I have run across a few articles challenging the idea that LePen is a far-right, or even a center-right candidate. Jonah Goldberg has as good a one as the others. The label seems to come primarily from the focus on immigration and nationalism. That's not unreasonable, as those are more right than left both here and abroad, but they aren't pure anywhere. Those have always been more useful as tendencies than as defining issues. Goldberg points out that the French Communists have been anti-immigration. I note that in America, some Republican employers have been pro-immigration while the African-American and trade unionists among the Democrats have been anti.
Also, it's not the only issue on the table. The essay points out that left-right definitions are even more clumsy in France than here.
So. Is Le Pen right-wing enough to deserve the label, or should it be gently countered?
6 comments:
The topic doesn't come up much, but just saying that the French left/right don't map neatly into US political categories is probably good enough. I could follow up by complaining about sloppy reporters.
Of course, without context and history (how much do the politicians usually lie there, and on which subjects?), I wouldn't be any better than those sloppy reporters at categorizing the players.
Le Pen is (was) leading a party that is historically right-wing-populist and nationalist. Unlike her father who was a founder of the party and who was its leader for some 40 years, she is quick to expel members and officeholders who veer past their policies of immigration-restriction (and that immigrants should assimilate) into xenophobia and antisemitism.
My impression is that much of the populace think the party has really changed, and if the current authoritarian, populist, anti-EU, law-and-order platform is near to their own views they are happy to vote for it. The French press are more of the opinion that it is still a racist party and the new face is just a mask that they are maintaining until they get power.
I've said elsewhere that she's "far right" because the French "center"{ is so far left.

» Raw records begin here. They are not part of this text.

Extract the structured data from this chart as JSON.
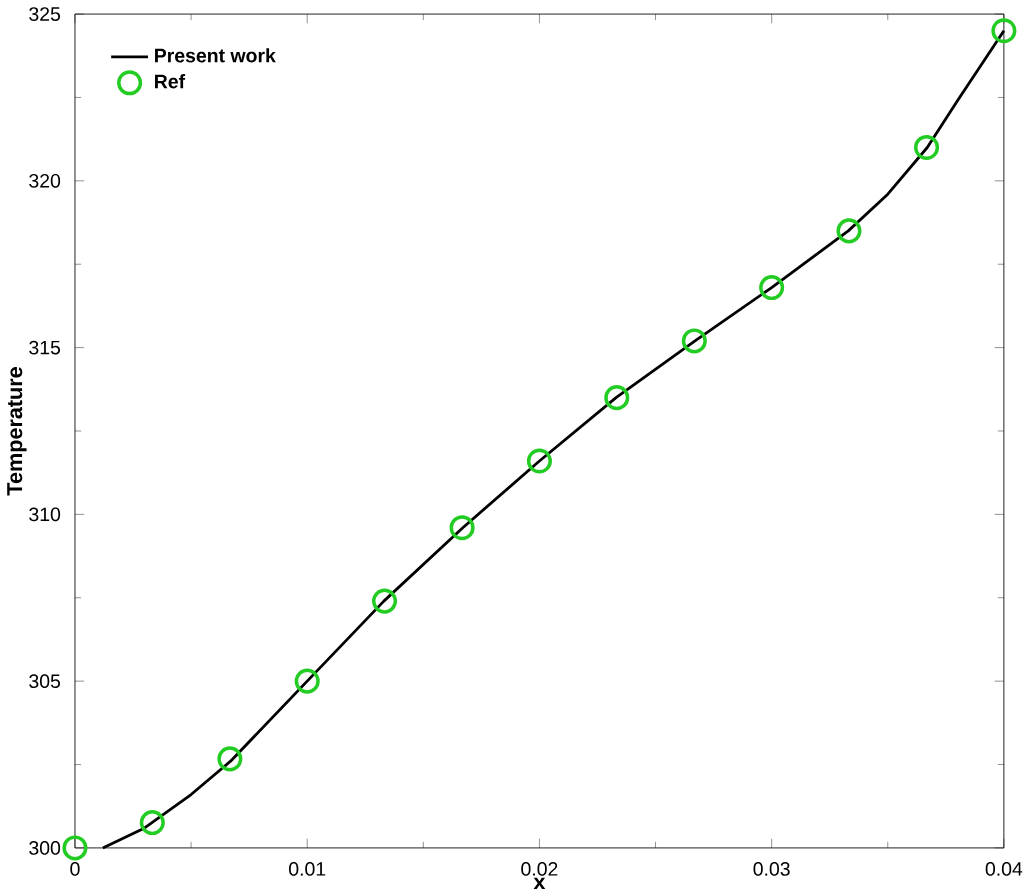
{
  "chart_data": {
    "type": "line",
    "xlabel": "x",
    "ylabel": "Temperature",
    "xlim": [
      0,
      0.04
    ],
    "ylim": [
      300,
      325
    ],
    "xticks": [
      0,
      0.01,
      0.02,
      0.03,
      0.04
    ],
    "yticks": [
      300,
      305,
      310,
      315,
      320,
      325
    ],
    "grid": false,
    "legend": "top left",
    "series": [
      {
        "name": "Present work",
        "color": "#000000",
        "marker": "none",
        "line_style": "solid",
        "x": [
          0.0012,
          0.003,
          0.005,
          0.0067,
          0.01,
          0.0133,
          0.0167,
          0.02,
          0.0233,
          0.0267,
          0.03,
          0.0333,
          0.035,
          0.0367,
          0.038,
          0.04
        ],
        "values": [
          300,
          300.6,
          301.6,
          302.6,
          305.0,
          307.4,
          309.6,
          311.6,
          313.5,
          315.2,
          316.8,
          318.5,
          319.6,
          321.0,
          322.4,
          324.5
        ]
      },
      {
        "name": "Ref",
        "type": "scatter",
        "color": "#22cc22",
        "marker": "circle",
        "x": [
          0,
          0.00333,
          0.00667,
          0.01,
          0.01333,
          0.01667,
          0.02,
          0.02333,
          0.02667,
          0.03,
          0.03333,
          0.03667,
          0.04
        ],
        "values": [
          300,
          300.76,
          302.67,
          305.0,
          307.4,
          309.6,
          311.6,
          313.5,
          315.2,
          316.8,
          318.5,
          321.0,
          324.5
        ]
      }
    ]
  }
}
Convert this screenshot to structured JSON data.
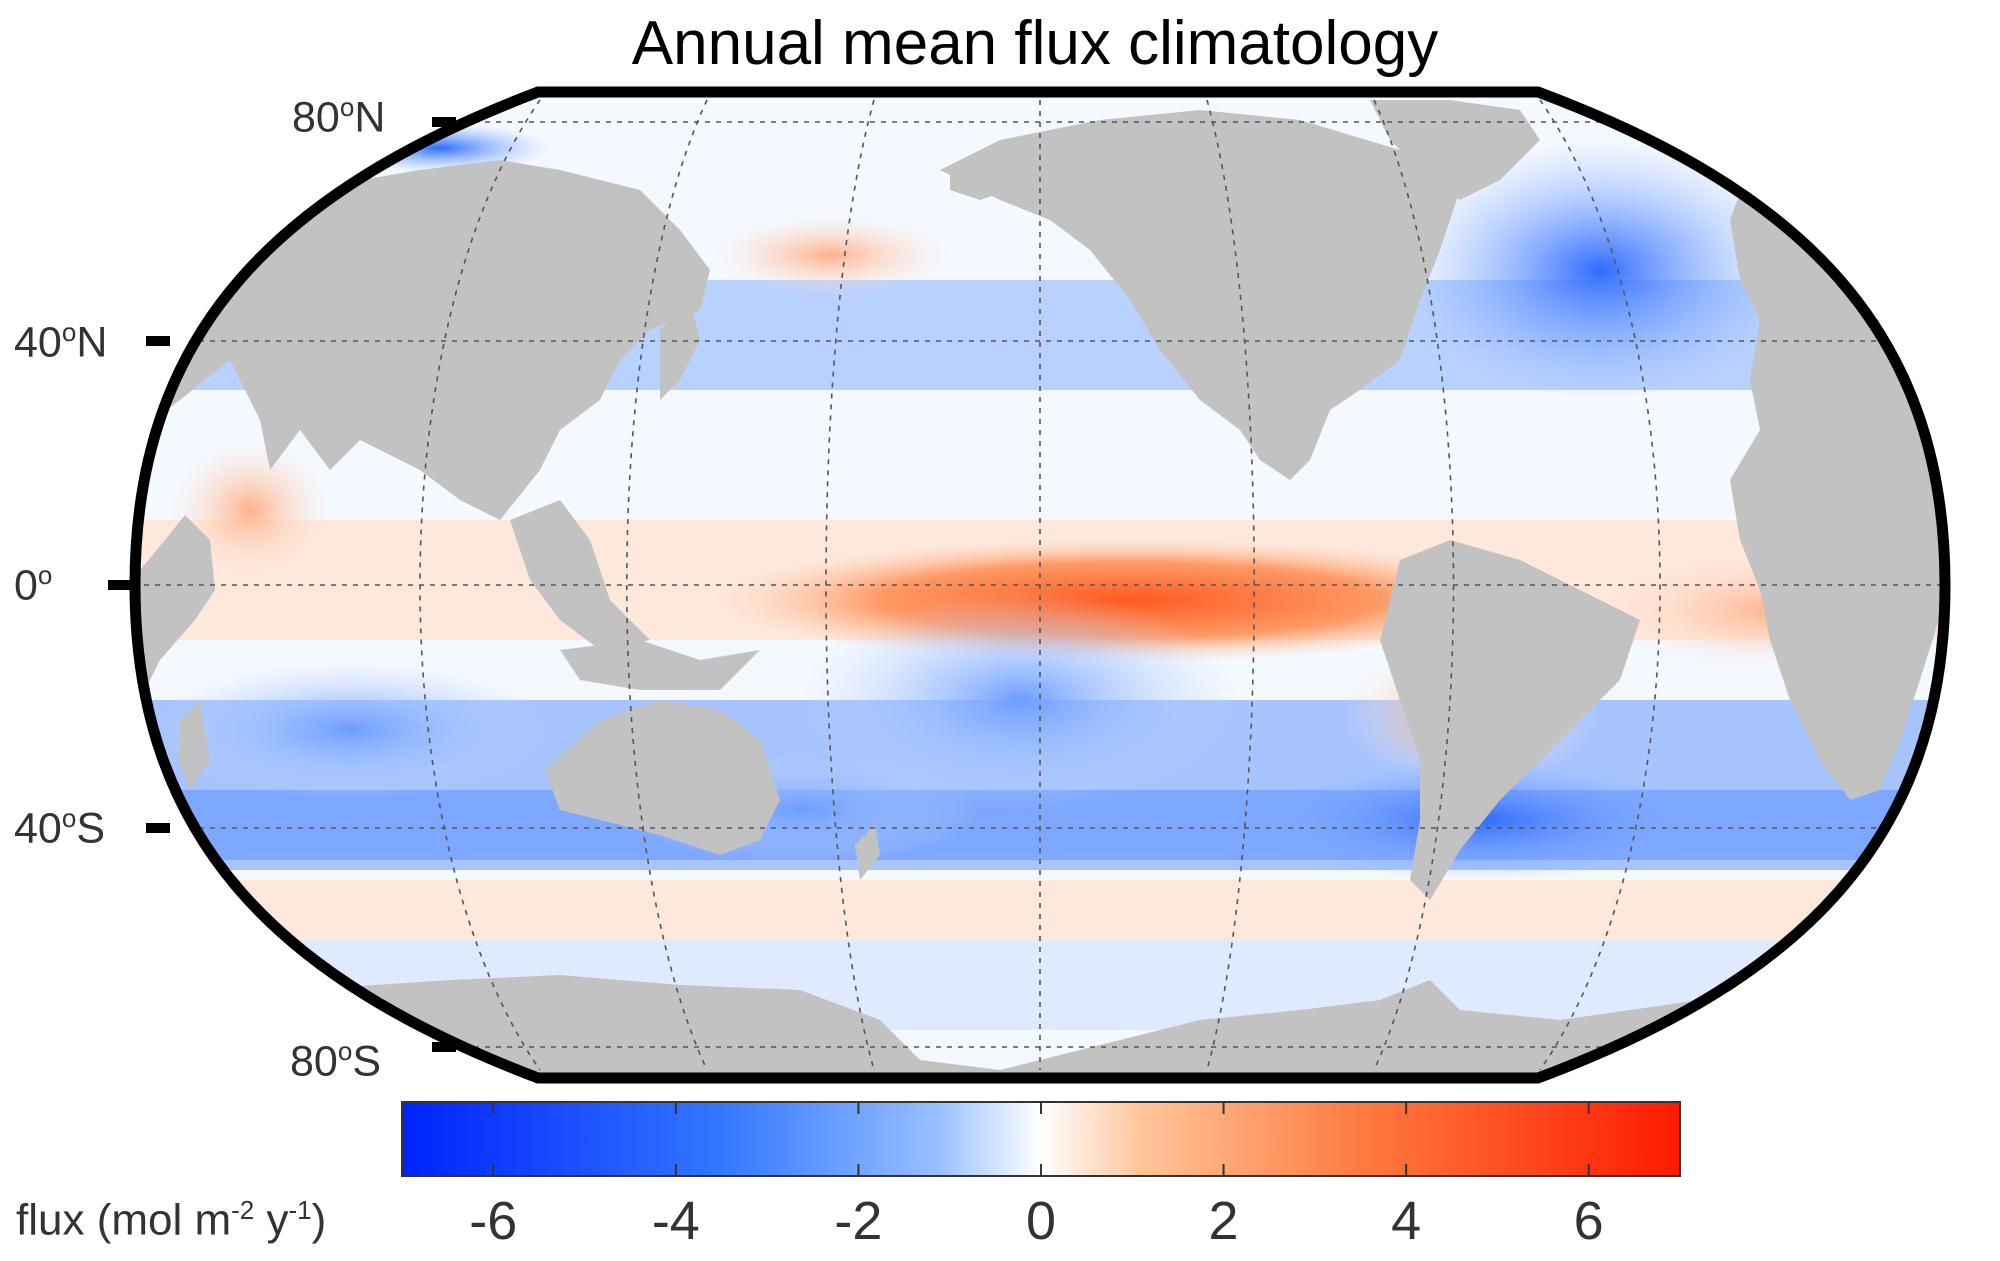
{
  "title": "Annual mean flux climatology",
  "latitude_labels": [
    {
      "value": "80",
      "deg": "o",
      "hemi": "N"
    },
    {
      "value": "40",
      "deg": "o",
      "hemi": "N"
    },
    {
      "value": "0",
      "deg": "o",
      "hemi": ""
    },
    {
      "value": "40",
      "deg": "o",
      "hemi": "S"
    },
    {
      "value": "80",
      "deg": "o",
      "hemi": "S"
    }
  ],
  "colorbar": {
    "label_prefix": "flux (mol m",
    "label_exp1": "-2",
    "label_mid": " y",
    "label_exp2": "-1",
    "label_suffix": ")",
    "min": -7,
    "max": 7,
    "ticks": [
      "-6",
      "-4",
      "-2",
      "0",
      "2",
      "4",
      "6"
    ],
    "colors": {
      "low": "#0022ff",
      "mid": "#ffffff",
      "high": "#ff1a00"
    }
  },
  "colors": {
    "land": "#c2c2c2",
    "frame": "#000000",
    "grid": "#555555"
  }
}
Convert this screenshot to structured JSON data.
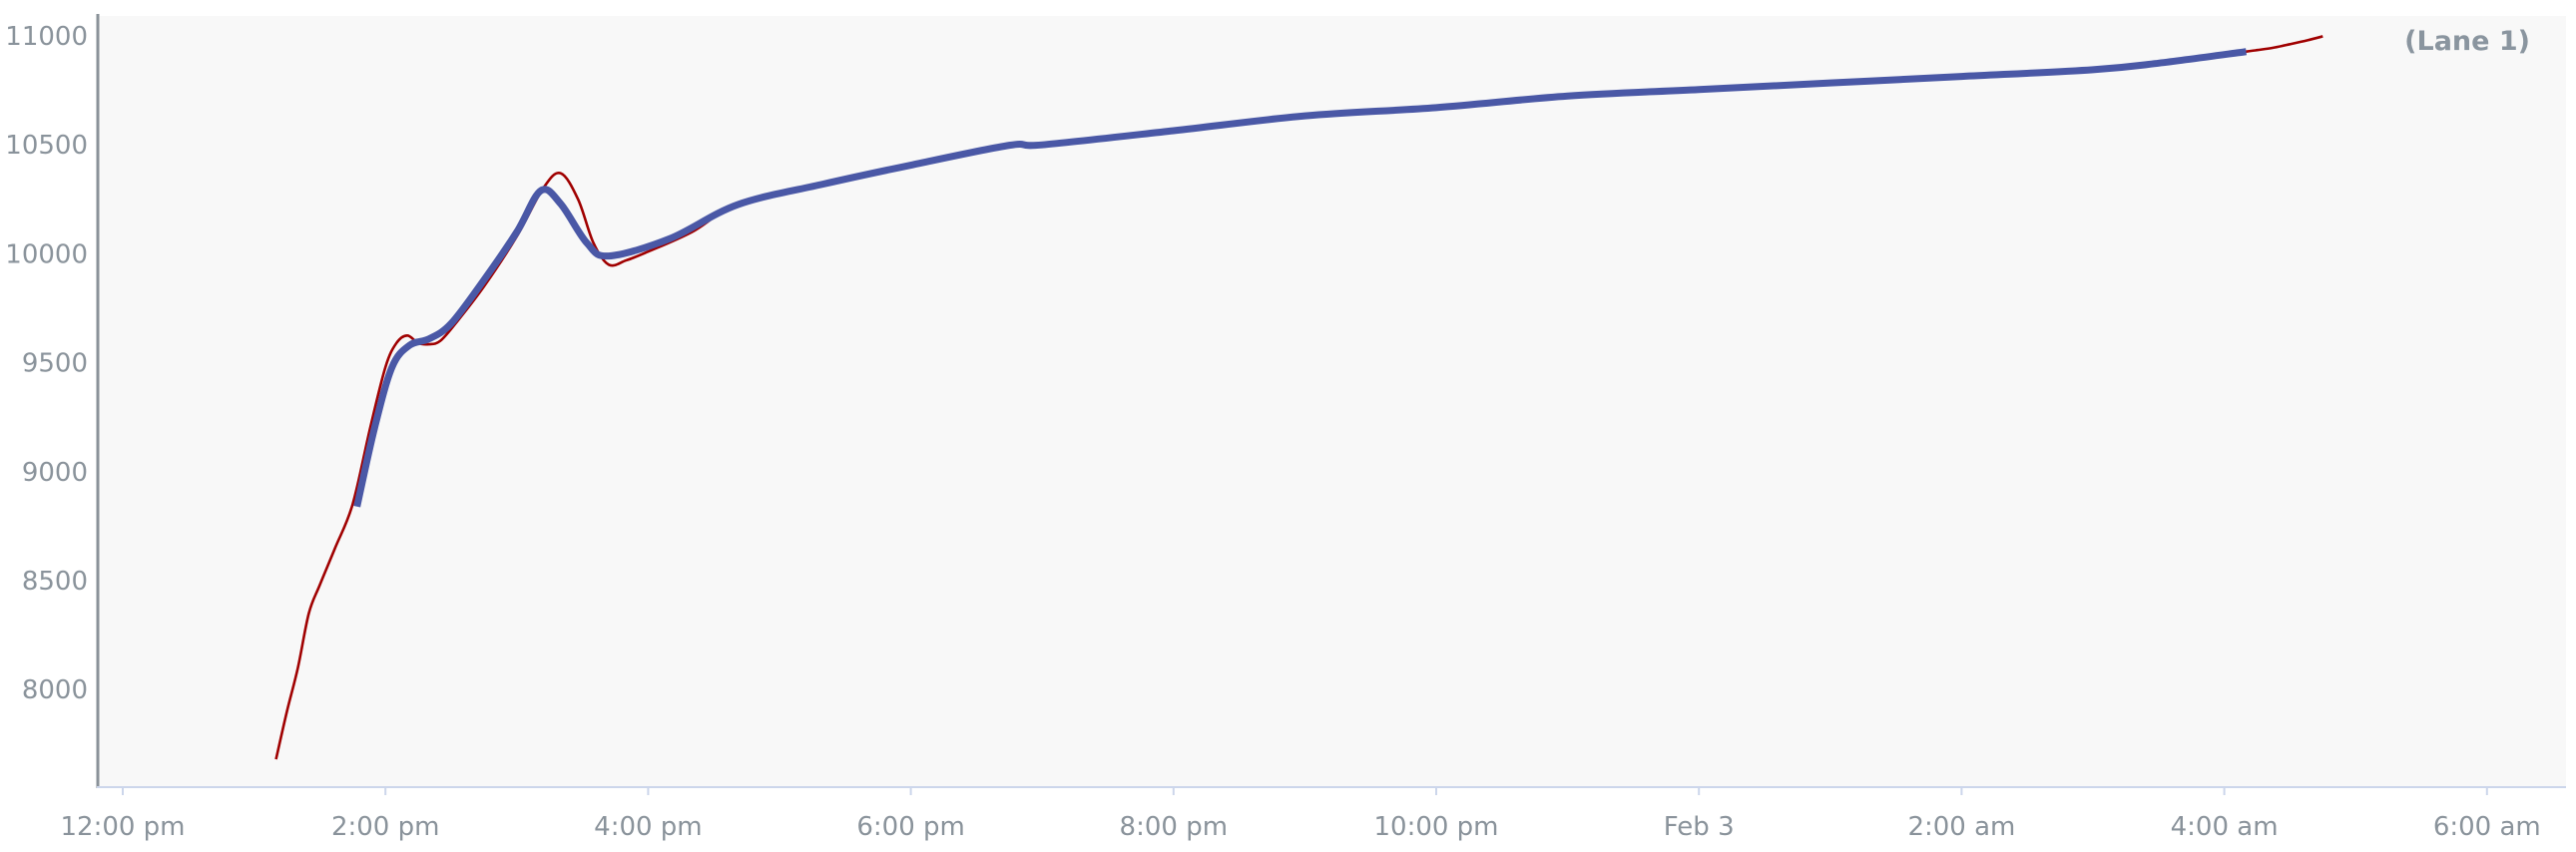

Also, see this, linked by Neoneocon: https://theweek.com/articles/694928/why-not-le-pen
And this on, from Powerline: http://www.powerlineblog.com/archives/2017/05/marine-le-pen-not-normalized.php
@ Sam L - yes, there are things to dislike about Le Pen, but they aren't especially far-right. Part of the American characterisation is simply laziness and unwillingness to question one's beliefs, I imagine. Yet I also keep in mind, whenever international events are being discussed is what I discovered when I was a liberal and discarded, but reluctantly had to admit was more than half-true. Liberals don't actually care about what happens in other countries all that much*, they only care how events can be used on the board in Washington, DC. The internationalism they profess is confined to the Right People in other countries, same as here. On an individual level they are very nice to foreigners they meet, perhaps nicer than conservatives. But they avoid the places where the wrong kind of foreigners congregate, such as Wal-Mart in the US, or poorer places abroad. What happens to women, or minorities, or poor people there is not allowed to affect policy here. Let them eat cake.
*So long as Junior Year Abroad isn't affected.